I am trying to unpack Lang's proofs and verify that I'm correctly filling in the details.
Excerpt:
My attempt:
To prove that the transpositions generate $S_n$, we proceed by induction on $n$. When $n = 1$ we can use the identity map to generate $S_1$. Assume the result is true for $S_{n – 1}$.
Consider $\sigma \in S_n$ and assume that $\sigma(n) = k \neq n$, otherwise we could think of $\sigma$ as a product of transpositions in $S_{n – 1}$ and tack on $\tau (n) = n$ for all the transpositions. Take transposition $\tau \in S_n$ that interchanges $k$ and $n$. Then $\tau \sigma$ leaves $n$ fixed and can therefore be written as $\tau \sigma = \tau_m \tau_{m – 1} \dots \tau_1$ where all the transpositions on the right-hand side are extensions of transpositions in $S_{n – 1}$ that leave $n$ fixed. Multiply by $\tau$ on the left to see that $\sigma = \tau \tau_m \tau_{m – 1} \dots \tau_1$ as desired.

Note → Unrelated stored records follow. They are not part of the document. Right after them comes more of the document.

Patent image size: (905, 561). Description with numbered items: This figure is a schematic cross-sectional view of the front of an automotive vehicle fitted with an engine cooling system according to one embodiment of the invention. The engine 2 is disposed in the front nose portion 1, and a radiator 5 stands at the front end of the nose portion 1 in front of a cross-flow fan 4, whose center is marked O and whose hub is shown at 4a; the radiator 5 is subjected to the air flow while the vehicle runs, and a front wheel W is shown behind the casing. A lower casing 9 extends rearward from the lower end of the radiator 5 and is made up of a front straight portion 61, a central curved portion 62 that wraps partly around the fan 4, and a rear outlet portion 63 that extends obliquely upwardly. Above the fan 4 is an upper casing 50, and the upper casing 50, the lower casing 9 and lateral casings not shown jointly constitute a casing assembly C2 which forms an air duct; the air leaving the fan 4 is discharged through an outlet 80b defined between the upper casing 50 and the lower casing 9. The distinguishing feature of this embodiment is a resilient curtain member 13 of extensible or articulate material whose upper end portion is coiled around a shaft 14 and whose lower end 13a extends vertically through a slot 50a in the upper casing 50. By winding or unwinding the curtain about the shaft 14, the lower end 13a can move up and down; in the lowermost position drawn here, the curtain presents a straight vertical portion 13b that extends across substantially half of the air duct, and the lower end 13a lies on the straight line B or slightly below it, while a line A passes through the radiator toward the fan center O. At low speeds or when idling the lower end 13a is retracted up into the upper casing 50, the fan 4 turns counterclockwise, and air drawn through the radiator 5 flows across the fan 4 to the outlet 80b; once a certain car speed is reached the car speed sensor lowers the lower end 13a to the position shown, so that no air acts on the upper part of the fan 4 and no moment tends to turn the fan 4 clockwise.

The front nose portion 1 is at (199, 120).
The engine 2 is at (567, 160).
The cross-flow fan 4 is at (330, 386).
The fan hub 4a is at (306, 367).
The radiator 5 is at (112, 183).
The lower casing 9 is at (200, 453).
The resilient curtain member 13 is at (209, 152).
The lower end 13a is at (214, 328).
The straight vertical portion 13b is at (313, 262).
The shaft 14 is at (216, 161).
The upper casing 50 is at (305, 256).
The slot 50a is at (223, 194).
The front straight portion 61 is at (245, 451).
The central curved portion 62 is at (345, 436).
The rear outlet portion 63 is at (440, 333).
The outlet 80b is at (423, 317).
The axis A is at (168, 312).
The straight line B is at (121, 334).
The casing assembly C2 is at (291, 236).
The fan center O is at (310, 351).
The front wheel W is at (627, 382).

To prove that $\#(S_n) = n!$ we again use induction on $n$. The base case is clear. Assume that $\# (S_{n – 1}) = (n – 1)!$. The subgroup $H$ of $S_n$ that leaves $n$ fixed is isomorphic to $S_{n – 1}$ because the elements of $S_{n – 1}$ are the same as those of $H$, except that they are restricted to $\{ 1, \dots n – 1 \}$. The elements $\sigma_1, \dots, \sigma_n$ as described are coset representatives (of distinct cosets) of $H$ in $S_n$. The argument $\sigma_i h_1 = \sigma_j h_2 \Rightarrow \sigma_i = \sigma_j h_2 h_1^{-1} \Rightarrow \sigma_i H = \sigma_j h_2 h_1^{-1} H \Rightarrow \sigma_i H = \sigma_j H$ shows that two such cosets are either disjoint or equal.
Question:
Unfortunately I cannot quite put my finger on why $\bigcup_{i = 1}^n \sigma_i H = S_n$. If I consider $\sigma \in S_n$ such that $\sigma (n) = k$, then I feel like I need to show that $\sigma \in \sigma_k H$, but I don't see how to do this. Why is this "immediately verified"?
Once I've shown this, I see that Lagrange's theorem gets us $(S_n : 1) = n(n – 1)!$ as desired.
I appreciate any help.
Best Answer
If $\sigma(k)=n$ and $\sigma_k(n)=k$ then $\sigma^{-1}\sigma_k(n)=n$ so $\sigma^{-1}\sigma_k\in H $ since it fixes $n$ hence $ \sigma_k^{-1}\sigma \in H\Rightarrow \sigma \in \sigma_k H$